RW: What about content ownership? What will you do with the programs that you originate?
MC: We don't believe that the program content is an element that could be traded off like Napster was. This is too specific. You need too much of a type of hardware, and you need an HD monitor to display it with any quality or resolution.
RW: What are your thoughts about the HD DVD players/recorders, which are due out in a few years?
MC: The DVD recorders will just be a big boost to high-def. The MPAA wasn't afraid of movies being recorded on VHS, but, for some reason, they're very reluctant to let movies be recorded digitally in high-definition. I don't think that, with the cost of the hardware, they have to worry about people taking the movies and doing anything with them other than watching them as they would a VHS tape.

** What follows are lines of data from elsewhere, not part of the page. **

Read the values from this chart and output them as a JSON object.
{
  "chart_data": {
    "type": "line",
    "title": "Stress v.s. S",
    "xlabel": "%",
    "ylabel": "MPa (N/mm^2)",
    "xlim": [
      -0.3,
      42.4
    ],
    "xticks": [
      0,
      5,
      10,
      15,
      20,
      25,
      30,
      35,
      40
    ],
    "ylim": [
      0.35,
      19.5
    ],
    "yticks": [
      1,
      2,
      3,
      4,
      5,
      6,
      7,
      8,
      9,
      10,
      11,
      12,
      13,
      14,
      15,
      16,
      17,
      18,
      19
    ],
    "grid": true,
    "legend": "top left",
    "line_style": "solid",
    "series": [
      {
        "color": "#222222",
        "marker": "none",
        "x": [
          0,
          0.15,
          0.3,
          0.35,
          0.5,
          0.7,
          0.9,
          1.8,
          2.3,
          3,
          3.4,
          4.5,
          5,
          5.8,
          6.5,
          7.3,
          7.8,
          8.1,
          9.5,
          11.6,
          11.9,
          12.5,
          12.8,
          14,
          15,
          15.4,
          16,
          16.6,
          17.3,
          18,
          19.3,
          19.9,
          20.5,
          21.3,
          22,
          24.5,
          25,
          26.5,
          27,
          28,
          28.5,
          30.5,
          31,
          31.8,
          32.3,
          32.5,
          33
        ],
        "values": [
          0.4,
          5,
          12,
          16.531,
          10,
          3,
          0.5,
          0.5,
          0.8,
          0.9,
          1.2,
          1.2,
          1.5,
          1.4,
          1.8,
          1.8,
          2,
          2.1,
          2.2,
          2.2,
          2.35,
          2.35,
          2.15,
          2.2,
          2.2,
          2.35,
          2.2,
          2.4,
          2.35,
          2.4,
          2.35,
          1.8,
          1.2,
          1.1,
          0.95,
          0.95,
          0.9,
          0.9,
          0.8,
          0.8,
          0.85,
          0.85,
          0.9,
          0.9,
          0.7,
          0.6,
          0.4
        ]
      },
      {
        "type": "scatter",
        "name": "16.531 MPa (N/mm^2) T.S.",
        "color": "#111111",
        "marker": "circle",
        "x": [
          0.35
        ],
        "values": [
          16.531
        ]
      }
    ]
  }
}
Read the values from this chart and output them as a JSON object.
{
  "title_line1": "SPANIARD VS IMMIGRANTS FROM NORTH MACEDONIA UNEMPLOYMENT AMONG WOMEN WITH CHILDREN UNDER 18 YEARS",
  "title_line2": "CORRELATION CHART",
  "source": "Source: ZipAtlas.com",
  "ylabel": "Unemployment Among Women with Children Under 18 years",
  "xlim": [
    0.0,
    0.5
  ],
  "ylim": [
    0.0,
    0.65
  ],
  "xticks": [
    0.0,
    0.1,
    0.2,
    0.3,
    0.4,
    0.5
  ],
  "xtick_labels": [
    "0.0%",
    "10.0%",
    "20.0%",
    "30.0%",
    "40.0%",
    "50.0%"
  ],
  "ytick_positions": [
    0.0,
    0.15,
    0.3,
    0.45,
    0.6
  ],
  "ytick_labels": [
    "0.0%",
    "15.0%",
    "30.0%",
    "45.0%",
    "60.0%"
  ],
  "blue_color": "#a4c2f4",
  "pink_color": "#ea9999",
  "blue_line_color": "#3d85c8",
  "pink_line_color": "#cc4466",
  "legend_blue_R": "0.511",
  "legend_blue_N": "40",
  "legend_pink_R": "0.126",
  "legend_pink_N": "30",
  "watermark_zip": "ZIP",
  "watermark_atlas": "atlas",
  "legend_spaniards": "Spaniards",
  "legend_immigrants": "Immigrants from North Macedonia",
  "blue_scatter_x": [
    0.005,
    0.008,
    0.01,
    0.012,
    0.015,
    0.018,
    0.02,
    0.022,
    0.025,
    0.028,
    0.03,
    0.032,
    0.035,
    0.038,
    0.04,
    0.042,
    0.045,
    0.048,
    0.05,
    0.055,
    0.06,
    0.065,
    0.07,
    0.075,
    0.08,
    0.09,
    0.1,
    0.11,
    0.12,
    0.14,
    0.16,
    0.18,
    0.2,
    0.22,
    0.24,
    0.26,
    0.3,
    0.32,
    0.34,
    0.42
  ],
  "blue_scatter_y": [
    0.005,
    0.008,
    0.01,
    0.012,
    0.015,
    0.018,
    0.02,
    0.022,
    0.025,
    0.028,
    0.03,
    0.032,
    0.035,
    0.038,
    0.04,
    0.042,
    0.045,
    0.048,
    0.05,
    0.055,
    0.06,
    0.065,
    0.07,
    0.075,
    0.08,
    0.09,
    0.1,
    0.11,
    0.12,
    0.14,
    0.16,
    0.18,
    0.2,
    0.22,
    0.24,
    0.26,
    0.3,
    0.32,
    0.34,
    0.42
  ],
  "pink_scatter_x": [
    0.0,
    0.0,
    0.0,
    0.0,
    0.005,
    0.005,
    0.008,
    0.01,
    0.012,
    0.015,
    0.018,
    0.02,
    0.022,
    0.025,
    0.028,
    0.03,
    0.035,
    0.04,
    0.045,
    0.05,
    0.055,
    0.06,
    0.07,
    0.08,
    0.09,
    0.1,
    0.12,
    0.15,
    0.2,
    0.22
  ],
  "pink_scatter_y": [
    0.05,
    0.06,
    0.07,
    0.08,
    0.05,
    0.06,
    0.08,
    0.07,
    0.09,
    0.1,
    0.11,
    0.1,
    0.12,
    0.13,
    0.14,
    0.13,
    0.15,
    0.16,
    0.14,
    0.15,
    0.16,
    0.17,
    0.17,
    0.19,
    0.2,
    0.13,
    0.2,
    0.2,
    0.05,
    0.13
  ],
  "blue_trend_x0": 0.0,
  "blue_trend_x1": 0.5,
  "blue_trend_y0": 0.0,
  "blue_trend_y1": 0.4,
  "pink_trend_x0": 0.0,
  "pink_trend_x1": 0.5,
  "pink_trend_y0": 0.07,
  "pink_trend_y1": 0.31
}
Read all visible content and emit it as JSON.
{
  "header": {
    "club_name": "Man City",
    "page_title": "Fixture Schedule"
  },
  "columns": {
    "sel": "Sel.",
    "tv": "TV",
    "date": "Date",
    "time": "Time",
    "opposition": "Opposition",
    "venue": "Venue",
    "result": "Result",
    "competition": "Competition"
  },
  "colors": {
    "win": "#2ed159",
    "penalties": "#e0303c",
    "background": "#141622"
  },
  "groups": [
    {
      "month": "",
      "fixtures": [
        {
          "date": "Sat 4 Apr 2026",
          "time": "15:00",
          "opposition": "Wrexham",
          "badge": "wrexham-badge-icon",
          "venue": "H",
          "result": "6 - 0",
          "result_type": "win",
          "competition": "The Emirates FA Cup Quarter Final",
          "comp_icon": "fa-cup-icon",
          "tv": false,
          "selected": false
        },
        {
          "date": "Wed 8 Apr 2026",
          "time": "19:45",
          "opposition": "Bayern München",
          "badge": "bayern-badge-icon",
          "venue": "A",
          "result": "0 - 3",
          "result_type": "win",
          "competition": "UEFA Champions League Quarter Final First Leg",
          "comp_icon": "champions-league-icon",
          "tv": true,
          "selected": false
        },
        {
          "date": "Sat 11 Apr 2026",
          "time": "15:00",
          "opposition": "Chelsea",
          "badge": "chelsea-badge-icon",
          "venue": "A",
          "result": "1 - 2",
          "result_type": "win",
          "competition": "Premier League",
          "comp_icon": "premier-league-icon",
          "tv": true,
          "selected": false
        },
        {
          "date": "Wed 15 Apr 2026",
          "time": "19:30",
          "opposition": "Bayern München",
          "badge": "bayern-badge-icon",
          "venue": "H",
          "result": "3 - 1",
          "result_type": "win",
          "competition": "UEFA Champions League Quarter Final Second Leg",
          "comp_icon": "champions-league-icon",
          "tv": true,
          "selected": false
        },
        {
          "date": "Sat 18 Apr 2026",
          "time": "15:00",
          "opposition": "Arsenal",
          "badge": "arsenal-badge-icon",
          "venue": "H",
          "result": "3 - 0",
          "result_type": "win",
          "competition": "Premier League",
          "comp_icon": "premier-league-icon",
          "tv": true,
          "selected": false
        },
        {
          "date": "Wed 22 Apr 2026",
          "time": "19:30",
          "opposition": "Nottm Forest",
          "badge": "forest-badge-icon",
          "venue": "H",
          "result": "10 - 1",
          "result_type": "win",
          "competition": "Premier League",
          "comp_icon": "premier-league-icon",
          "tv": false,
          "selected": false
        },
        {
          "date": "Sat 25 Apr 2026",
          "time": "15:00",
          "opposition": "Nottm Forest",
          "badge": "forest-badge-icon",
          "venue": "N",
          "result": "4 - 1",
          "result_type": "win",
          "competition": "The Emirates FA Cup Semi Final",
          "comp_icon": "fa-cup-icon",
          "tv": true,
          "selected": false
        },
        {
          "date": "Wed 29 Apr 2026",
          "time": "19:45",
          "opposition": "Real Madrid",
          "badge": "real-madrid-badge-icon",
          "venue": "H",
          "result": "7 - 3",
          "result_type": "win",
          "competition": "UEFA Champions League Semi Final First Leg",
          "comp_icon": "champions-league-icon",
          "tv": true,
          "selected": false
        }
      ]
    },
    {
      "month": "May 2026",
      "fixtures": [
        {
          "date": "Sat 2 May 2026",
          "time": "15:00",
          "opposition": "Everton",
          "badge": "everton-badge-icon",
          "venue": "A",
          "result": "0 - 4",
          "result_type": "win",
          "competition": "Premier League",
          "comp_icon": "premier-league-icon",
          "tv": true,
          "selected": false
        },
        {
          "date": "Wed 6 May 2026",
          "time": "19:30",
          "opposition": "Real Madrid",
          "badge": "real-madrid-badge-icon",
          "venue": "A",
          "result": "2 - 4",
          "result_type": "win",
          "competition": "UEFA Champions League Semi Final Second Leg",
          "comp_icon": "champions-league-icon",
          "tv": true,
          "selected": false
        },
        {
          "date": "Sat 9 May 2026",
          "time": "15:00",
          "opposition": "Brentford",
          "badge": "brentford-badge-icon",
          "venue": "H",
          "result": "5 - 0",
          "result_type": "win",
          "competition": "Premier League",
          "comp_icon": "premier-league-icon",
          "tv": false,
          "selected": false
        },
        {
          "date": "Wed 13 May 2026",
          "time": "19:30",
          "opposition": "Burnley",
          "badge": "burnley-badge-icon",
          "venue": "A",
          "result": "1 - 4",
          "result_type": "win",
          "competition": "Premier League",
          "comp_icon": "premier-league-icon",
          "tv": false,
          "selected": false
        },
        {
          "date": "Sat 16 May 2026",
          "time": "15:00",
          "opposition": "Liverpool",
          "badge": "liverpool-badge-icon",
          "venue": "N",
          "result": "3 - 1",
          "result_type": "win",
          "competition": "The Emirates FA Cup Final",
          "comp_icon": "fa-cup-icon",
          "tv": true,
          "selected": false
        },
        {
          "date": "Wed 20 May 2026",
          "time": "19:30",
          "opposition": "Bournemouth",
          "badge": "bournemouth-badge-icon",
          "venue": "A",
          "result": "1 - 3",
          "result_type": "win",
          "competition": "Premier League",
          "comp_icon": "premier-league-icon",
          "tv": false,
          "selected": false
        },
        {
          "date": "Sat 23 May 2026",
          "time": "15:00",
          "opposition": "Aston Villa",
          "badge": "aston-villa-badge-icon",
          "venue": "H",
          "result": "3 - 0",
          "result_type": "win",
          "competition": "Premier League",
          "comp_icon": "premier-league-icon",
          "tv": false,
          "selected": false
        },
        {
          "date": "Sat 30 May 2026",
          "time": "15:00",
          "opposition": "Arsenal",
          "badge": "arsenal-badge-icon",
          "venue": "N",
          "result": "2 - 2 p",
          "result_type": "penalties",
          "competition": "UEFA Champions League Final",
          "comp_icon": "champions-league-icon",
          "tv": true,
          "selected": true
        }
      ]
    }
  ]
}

RW: Do you have any plans or do you foresee HDNet doing pay-per-view?
MC: There really isn't enough bandwidth right now for pay-per-view channels. There's just barely enough HD channels on the satellite now without going into pay-per-view. When the time comes, we will look into it. We are interested.
RW: With the coming of digital cinema, do you have plans for showing sporting events in HD in these theaters?
MC: Well, yes. Right now, in Dallas, we're working with Magnolia Theaters. They are running HDNet in the theaters on the DLP projectors. The biggest problem that we have right now is waiting for the projector manufacturers to do a DVI interface so that we can input data into the projector. If we have a sporting event or a movie or something that we want to put on in HD in the theater, we're not going to worry about somebody stealing it or showing it somewhere else. It's restriction-free, anyway, so it's a theatrical presentation for those folks in the theater.
RW: How do you think the HD signal looks projected in the theater?
MC: We've seen it off the satellite into the projector, and it looks good. It could be brighter. When we have a DVI connection, we won't have to go through so much to get it into the projector. I think it's very viable and a good presentation.
RW: Would you consider putting on sports presentations or your own programming in the afternoon to supplement a theater's regular theatrical presentations in the evening?
MC: Well, I wouldn't even wait until the afternoon. If we have a Mavericks game in the evening, it would be viable to put the playoff game in the theater and charge a nominal fee per head to offer the full experience of being there watching the game.